Check out the destination article for more info on the region

 

An added bonus is the free PDF supplement, received when purchasing the guidebook through the www.moroccorock.com website, and which is updated every few months by the industrious authors Emma Alsford and Paul Donnithorne, meaning that your guidebook never goes out of date!

Morocco Rock Supplement  © Crack Addicts

 


For more information Morocco Rock



10 Oct, 2013
Its a nice book, although I found the coverage of easier routes (below E1) a little vague and we had some trouble with some of the maps, which had crags marked in the wrong place (we got lost lots) Still an awesome place for a climbing trip though.
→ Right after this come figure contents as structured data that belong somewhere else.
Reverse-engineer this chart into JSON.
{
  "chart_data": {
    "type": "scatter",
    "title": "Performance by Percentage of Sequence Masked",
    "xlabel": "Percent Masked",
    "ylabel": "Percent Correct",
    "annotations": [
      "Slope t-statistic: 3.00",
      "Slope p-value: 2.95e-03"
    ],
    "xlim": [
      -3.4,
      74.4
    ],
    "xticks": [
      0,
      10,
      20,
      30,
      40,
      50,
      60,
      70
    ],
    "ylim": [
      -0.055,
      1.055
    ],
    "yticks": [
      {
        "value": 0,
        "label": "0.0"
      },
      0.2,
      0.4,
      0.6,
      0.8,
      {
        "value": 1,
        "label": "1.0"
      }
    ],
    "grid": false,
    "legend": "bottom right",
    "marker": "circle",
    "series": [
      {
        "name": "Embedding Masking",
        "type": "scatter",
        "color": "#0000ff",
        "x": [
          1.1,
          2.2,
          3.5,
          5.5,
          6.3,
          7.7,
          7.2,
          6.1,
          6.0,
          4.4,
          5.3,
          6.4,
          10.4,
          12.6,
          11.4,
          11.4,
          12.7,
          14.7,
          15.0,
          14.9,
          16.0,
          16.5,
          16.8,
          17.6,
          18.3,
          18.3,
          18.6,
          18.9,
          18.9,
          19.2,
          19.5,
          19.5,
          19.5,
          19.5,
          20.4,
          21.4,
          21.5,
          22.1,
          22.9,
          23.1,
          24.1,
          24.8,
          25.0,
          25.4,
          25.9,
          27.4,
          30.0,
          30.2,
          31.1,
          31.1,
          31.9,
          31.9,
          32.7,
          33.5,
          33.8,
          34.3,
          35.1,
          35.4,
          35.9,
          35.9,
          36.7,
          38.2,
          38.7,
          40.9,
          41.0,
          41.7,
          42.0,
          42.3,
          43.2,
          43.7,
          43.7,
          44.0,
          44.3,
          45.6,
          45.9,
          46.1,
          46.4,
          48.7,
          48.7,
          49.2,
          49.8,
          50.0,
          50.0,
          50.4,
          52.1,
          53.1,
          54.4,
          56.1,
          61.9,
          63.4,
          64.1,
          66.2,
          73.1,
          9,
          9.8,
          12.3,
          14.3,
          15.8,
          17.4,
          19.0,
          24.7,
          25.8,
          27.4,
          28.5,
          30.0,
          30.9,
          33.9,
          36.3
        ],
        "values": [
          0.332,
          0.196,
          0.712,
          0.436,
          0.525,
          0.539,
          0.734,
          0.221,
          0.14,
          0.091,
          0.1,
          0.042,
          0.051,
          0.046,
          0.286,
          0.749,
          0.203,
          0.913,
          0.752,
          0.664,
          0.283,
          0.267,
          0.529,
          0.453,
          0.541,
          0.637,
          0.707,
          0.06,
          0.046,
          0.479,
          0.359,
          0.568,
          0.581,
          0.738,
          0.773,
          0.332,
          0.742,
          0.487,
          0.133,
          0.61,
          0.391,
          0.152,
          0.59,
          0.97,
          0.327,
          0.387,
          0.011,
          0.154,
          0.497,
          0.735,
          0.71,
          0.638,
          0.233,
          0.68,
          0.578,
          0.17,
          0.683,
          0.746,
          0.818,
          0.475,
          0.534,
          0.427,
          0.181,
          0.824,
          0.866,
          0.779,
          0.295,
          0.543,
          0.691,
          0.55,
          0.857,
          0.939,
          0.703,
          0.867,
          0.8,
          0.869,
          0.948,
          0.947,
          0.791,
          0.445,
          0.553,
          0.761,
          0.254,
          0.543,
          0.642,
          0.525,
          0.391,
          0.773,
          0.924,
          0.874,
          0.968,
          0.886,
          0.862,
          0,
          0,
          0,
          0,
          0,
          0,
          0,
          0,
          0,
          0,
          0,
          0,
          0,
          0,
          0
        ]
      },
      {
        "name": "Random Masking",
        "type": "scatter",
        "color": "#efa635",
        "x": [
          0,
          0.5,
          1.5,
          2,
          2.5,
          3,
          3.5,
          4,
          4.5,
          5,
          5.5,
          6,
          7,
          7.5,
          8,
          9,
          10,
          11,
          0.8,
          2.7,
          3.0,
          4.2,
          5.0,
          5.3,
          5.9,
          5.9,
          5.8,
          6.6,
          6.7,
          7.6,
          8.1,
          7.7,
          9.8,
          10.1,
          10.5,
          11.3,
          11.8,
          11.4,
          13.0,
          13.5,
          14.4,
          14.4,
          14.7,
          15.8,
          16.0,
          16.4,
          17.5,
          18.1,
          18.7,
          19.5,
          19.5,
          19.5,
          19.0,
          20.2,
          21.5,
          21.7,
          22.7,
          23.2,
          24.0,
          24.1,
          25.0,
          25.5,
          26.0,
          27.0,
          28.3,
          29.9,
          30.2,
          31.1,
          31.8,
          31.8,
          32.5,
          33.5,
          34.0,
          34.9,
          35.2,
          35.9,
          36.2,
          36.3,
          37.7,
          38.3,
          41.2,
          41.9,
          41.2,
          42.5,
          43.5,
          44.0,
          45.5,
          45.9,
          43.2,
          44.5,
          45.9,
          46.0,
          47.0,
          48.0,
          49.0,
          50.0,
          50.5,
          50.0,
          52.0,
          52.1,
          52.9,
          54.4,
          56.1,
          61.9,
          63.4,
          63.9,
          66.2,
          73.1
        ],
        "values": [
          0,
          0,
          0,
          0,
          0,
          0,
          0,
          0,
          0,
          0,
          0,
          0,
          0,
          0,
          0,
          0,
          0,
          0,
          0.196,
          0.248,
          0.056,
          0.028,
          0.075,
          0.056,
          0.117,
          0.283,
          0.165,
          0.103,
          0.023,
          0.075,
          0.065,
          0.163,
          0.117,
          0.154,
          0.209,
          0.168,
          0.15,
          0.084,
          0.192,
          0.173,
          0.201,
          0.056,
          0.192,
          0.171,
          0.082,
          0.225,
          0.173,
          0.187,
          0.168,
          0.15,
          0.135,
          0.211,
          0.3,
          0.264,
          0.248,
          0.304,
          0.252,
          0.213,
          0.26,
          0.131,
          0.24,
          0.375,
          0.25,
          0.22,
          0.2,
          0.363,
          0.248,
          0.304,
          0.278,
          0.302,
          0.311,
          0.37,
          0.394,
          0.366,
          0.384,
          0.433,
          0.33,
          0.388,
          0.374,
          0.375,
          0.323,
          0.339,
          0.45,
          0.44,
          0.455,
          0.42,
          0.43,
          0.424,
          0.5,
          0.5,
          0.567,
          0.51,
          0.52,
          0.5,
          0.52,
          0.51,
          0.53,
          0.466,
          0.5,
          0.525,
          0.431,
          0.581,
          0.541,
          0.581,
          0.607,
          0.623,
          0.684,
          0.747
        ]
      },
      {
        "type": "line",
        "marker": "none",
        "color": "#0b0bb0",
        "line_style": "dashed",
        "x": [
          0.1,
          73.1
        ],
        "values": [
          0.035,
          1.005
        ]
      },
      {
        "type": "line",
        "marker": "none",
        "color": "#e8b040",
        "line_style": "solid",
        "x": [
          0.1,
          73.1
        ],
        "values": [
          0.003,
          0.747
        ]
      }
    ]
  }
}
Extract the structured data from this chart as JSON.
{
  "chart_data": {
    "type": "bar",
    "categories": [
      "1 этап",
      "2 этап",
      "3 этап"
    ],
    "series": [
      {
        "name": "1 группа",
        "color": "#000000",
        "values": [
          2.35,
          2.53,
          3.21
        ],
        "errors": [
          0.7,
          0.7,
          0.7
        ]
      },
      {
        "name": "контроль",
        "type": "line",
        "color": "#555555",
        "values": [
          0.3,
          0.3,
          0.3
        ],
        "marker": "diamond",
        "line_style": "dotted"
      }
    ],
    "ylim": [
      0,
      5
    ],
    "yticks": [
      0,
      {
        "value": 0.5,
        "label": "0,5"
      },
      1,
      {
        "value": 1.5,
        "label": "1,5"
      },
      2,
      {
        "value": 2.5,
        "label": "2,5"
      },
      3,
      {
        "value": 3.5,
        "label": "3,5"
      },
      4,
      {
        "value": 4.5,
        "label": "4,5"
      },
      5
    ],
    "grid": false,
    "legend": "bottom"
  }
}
We also just bought the newer one, which looks like it covers everything in this guide and much more - cant wait to get out there again!
10 Oct, 2013
And even more, including some views on how it came to be "definitive", at http://www.ukclimbing.com/forums/t.php?t=522853
14 Oct, 2013
"coverage of easier routes (below E1) a little vague" and "trouble with some of the maps" Can you be a little more specific please - as these comments (and the conveniently added "plug" which you make after them..) seem to be another obvious slur from the competition, which I am getting awfully fed up with on these forums - The routes were very well researched (with much interaction and email exchanges with first ascentionists - far more than was ever done with other guides I could mention) and there is far more detail on routes generally, compared with either of the two previous guides, not just a focus and concentration on the routes that we have done either!! As for the maps - these were done by an extremely experienced graphic designer who has been producing maps for guidebooks since before most users of ukc were born, in conjunction with the other main author Paul, who has done more climbing out in this region of Morocco than anybody - trust me I've added up the meterage of climbing myself..and he knows the area extremely well, including visiting every single crag, not just the ones he has climbed at, so while there is always room for some errors in the production of these guidebooks, I find it most unlikely that anyone would have "trouble with some of the maps" and maybe your map reading skills should be questioned - that or your obvious loyalty to the competition. Anyway, suffice to say we are very proud to have achieved Banff Finalist with our guide, and many users of it have emailed us to say how pleased they are with their Morocco Rock guide.
14 Oct, 2013
How Morocco Rock came "to be definitive" Again, I have to say I am taken aback by another obvious attack - for your information, this guidebook came to be definitive, partly because of the huge amount of time and commitment that Ben Wintringham put into the area - in meticulously recording in detail all the routes that were being climbed on the north side (information available to all and copied by some), and partly because of the huge amount of time and effort that Paul and I made in continuing with his work. Ben had created a fantastic website and was also working towards a guidebook (pre 2006) and after his untimely death we took up the task of producing this book, which is a legacy to Ben and all his hard work and passion he felt for the area - We were also helped by many, many main activists of the area, who all played an important role in helping to make this guidebook as accurate as it could be, which of course is extremely hard for a relatively "young" area which has had a minimal amount of repeats on its routes.
14 Oct, 2013
The plug was so subtle that until you highlighted it just now I hadn't even realised there was a bigger, newer and more wide reaching guide out! I wouldn't personally have chosen to read any criticism of the guide as a slur from the competition. For one thing, as I've said above, in responding you've highlighted far more obviously the fact that there is a newer guide now out. Well done on Banff. Its always looked like a nice guide when I've flicked through it in the shops.